Is it curtains for Coconut Grove Playhouse revival?
For years now, as preservationists have fought Miami-Dade County’s plan to redevelop the Coconut Grove Playhouse as a 300-seat theater and as uninvited third parties have pushed their own plans, the county has responded by pointing to its long-term lease of the historic property from the state.
But now the county is in real danger of losing its control of the playhouse, as the state has threatened to take back the property it owns, saying the county and its partner, Florida International University, are nearly two years behind schedule on the project.
In a two-page letter dated Aug. 30, Callie DeHaven, director of the Division of State Lands, informed the county and FIU they were in violation of the lease for failing to adhere to a timeline.
The famous venue at 3500 Main Highway in the Grove has been closed for more than a decade, as state, county and city officials debated its fate.
Plans to resuscitate the theater began to come together in 2013 when the county announced an agreement with the university. The state approved the county-FIU business plan, which allows the county – in partnership with the university – to have a 50-year lease of the theater, with a possibility of two 25-year renewals. The long-term lease was signed in October 2013.
The lease calls for site restoration and a new modern theater run by GableStage.
The redevelopment plan would basically save and restore the front of the theater, demolish the larger auditorium and build a new state-of-the-art 300-seat theater.
Some preservationists have been pressuring the county and FIU to restore the entire dilapidated playhouse, including the 1,100-seat auditorium.
In her Aug. 30 letter, Ms. DeHaven said the property is currently under lease to Florida International University Board of Trustees, on behalf of FIU, and Miami Dade County, “for the establishment of a theater to promote arts, cultural, community, civic, governmental and education activities for the benefit of the public, as outlined in the Business Plan for the Coconut Grove Playhouse Property …”
She continued: “You are in violation of certain terms, conditions, or requirements of the Lease. Specifically, you have failed to adhere to the timetable for the project development of the theater as required by the Business Plan. The most generous deadlines in the Business Plan required approval of architectural and engineering services to be completed by October 15, 2014; planning and design to be completed by October 15, 2016; and competitive bidding for construction to be completed by October 15, 2017. These deadlines have not been met. As of this date, the project should be in the permitting and construction phase (i.e., final phase); and instead, the planning and design phase is not complete, and the theater is nearly two years behind schedule.”
The letter was written on behalf of the state’s Board of Trustees of the Internal Improvement Trust Fund, as part of the Florida Department of Environmental Protection.
The letter concluded: “The aforementioned violations constitute a breach of covenants, terms, and conditions of the Lease and, unless remedied within 120 days to the satisfaction of BOT (Board of Trustees of the Internal Improvement Trust Fund), entitles BOT to terminate the Lease, recover the leased premises, and recover damages for your breach of the Lease.”
There has been some movement on the playhouse this year.

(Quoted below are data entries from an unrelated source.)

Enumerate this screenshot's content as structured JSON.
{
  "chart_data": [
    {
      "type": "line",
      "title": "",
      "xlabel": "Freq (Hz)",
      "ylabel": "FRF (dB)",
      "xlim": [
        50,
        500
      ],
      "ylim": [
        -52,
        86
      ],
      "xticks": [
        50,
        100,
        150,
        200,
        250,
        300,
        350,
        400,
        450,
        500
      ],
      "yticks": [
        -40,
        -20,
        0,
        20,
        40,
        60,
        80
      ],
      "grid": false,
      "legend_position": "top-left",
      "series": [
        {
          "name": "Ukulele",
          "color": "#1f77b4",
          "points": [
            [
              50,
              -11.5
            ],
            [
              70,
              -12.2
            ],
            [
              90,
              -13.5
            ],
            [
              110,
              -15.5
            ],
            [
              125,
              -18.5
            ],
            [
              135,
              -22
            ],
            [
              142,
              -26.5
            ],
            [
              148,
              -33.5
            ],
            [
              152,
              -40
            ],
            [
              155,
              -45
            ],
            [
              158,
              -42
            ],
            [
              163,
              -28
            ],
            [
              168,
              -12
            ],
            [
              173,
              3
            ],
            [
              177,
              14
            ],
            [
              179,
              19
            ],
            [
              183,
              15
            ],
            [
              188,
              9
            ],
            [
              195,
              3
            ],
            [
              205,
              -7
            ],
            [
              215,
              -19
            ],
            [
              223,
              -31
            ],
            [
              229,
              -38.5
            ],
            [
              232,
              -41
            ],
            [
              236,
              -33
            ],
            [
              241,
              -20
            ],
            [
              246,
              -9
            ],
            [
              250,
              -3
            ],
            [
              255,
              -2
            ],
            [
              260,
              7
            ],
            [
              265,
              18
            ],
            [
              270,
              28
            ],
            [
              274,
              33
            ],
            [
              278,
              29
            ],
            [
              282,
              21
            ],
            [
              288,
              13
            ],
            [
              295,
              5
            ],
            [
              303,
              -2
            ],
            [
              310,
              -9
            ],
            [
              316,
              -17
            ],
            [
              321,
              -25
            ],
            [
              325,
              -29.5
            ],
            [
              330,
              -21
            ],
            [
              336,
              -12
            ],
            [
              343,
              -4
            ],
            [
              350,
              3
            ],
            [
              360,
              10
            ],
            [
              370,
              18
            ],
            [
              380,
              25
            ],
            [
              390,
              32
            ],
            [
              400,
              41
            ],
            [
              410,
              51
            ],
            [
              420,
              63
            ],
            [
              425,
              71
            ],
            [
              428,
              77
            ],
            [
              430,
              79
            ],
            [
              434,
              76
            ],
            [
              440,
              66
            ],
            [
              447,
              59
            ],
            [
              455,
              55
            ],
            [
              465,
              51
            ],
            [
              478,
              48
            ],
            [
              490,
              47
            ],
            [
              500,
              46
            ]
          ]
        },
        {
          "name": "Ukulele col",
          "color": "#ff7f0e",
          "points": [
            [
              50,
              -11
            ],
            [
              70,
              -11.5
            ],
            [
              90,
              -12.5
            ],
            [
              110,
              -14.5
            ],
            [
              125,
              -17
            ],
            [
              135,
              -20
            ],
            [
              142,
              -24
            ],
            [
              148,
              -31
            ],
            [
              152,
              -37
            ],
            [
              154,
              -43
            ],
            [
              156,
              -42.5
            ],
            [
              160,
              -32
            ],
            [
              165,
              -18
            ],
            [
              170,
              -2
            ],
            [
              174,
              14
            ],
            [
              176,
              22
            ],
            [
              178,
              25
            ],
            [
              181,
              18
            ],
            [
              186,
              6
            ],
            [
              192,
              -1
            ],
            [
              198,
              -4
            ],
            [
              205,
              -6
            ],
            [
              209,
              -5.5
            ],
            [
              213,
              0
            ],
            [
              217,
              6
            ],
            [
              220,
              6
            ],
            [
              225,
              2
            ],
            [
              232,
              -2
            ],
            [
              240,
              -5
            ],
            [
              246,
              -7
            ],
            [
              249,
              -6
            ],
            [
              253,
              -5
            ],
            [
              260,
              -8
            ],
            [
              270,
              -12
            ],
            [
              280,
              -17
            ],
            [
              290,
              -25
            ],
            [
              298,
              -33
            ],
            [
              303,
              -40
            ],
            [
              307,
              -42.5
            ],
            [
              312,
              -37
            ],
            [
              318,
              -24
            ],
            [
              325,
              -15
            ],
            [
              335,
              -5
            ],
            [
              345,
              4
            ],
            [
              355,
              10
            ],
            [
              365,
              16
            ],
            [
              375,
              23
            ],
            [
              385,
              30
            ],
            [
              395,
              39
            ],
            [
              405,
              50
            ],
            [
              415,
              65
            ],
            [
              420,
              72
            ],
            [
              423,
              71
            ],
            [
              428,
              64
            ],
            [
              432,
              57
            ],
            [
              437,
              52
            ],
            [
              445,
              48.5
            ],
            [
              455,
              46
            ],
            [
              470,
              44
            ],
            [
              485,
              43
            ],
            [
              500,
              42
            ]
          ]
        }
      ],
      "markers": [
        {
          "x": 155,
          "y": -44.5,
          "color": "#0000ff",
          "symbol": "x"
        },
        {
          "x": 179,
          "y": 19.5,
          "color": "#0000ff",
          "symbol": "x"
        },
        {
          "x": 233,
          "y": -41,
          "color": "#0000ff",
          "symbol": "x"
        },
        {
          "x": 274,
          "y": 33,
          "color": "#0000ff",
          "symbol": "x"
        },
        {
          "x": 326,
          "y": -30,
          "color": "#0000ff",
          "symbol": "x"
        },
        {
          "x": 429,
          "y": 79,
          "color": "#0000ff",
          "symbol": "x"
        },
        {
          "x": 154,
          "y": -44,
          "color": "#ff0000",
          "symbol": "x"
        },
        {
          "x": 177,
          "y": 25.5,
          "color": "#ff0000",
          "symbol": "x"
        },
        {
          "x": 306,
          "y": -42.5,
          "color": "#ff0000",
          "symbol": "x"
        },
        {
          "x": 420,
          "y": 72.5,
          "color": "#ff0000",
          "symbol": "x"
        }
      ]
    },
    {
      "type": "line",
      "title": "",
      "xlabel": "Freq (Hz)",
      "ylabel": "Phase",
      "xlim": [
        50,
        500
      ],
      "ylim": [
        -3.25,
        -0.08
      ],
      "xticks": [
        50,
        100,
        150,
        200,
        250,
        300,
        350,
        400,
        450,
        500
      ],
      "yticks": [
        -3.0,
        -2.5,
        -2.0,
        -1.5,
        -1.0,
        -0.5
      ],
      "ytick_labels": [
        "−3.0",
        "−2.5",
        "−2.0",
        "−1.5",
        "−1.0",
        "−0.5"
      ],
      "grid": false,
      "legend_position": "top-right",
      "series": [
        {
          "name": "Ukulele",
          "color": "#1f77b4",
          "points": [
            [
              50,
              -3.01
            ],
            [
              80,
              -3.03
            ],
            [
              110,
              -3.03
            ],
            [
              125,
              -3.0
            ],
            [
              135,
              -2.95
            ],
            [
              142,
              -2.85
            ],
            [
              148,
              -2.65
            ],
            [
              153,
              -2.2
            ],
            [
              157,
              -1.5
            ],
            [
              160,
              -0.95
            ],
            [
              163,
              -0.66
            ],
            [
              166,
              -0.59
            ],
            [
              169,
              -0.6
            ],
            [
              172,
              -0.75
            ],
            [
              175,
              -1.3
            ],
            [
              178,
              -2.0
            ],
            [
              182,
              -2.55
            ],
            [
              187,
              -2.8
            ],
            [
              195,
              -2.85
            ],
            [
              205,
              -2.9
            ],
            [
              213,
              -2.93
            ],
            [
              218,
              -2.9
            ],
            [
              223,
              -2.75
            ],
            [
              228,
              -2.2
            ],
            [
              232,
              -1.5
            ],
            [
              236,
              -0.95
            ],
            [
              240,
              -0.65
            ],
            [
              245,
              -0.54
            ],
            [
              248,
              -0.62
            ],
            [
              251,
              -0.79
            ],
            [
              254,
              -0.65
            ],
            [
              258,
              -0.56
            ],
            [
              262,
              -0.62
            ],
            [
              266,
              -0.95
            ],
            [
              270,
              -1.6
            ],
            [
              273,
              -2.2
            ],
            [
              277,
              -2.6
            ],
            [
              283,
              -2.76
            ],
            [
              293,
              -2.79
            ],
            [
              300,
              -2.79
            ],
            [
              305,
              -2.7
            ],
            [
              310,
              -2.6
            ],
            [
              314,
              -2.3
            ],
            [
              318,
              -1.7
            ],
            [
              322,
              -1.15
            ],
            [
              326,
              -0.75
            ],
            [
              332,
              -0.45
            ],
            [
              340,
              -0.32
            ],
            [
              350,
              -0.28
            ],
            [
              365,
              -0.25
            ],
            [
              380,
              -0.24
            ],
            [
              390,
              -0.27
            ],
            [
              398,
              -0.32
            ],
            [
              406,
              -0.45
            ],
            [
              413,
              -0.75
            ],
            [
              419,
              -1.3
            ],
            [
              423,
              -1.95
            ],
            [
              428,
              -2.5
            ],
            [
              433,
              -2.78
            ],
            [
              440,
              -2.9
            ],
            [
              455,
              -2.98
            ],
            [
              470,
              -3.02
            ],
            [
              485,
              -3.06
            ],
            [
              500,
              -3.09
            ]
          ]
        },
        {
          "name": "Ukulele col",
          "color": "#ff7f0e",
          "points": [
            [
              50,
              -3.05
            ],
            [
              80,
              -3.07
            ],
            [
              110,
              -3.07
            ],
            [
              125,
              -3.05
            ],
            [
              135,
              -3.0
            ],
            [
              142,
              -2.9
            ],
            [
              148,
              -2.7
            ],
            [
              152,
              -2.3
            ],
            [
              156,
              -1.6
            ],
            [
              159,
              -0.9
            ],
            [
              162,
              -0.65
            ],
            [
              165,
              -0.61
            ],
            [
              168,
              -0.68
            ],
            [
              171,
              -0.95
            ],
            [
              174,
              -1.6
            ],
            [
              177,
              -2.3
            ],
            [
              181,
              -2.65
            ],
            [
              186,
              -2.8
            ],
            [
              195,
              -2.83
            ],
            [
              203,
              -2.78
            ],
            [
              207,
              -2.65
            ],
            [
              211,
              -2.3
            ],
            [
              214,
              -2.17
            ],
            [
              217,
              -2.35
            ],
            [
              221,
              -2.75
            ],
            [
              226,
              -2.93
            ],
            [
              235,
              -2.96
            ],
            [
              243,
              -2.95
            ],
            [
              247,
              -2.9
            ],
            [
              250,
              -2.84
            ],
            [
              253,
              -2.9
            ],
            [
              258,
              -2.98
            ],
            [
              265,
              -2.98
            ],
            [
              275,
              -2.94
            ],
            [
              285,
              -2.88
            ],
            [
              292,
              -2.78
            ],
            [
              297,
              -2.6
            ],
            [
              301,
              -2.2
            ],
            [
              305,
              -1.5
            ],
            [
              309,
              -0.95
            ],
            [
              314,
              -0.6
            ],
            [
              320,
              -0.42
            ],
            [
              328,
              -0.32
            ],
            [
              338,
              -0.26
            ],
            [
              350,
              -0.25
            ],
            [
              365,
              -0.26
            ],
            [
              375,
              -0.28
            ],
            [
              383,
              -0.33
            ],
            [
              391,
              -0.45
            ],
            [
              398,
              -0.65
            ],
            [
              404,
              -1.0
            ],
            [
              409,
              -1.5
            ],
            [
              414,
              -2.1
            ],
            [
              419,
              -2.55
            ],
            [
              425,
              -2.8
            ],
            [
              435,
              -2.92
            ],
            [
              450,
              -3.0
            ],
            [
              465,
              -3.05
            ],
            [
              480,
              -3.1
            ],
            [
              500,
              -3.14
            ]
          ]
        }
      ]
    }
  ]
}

The city’s Urban Development Review Board on Feb. 21 voted 6-0 to recommend approval of the restoration as presented by the county, many complimenting the design to revive the famous venue.
In addition, the Miami Parking Authority (MPA) is a partner in the project and the city’s Off-Street Parking Board this summer approved agreements to build a municipal parking garage next door to the theater.
At its July 30 meeting, the parking board unanimously approved entering into an agreement with architectural firm Arquitectonica for design of the new public parking garage.
A background memo from parking authority CEO Art Noriega on the contract with the architectural firm noted that the county contracted with Arquitectonica International Corp. for the development of a master plan and design documents for the playhouse property.
The architect’s master design includes re-establishing the original uses of the Coconut Grove Playhouse’s front building for retail and office use; adding a parking garage on what is now the surface parking on the north part of the site, which is to be screened by office liner units facing both Main Highway and the residential area to the west; offering retail space at the ground level of the garage facing Main Highway; and placing a food and beverage establishment between the theater and the garage, Mr. Noriega wrote.
The memo said, “… the Parties acknowledge that the County has contracted with the Architect for the design of the 300-seat theatre, the Rehearsal, Costume and Scene Shop, and the Historic Front Building, and that in order to create a cohesive project it is agreed that the remainder of the Project Components shall also be designed by the same Architect.”
Final approvals needed from the city’s Historic and Environmental Preservation Board and Planning, Zoning and Appeals Board remain unresolved, along with a pending lawsuit against the city filed by the county.
County officials have set aside $20 million in bond borrowing to revive the historic theater.
It was considered one of the most distinctive movie theaters in the United States when completed in 1927. It closed in 2006 after financial woes strapped the group in charge.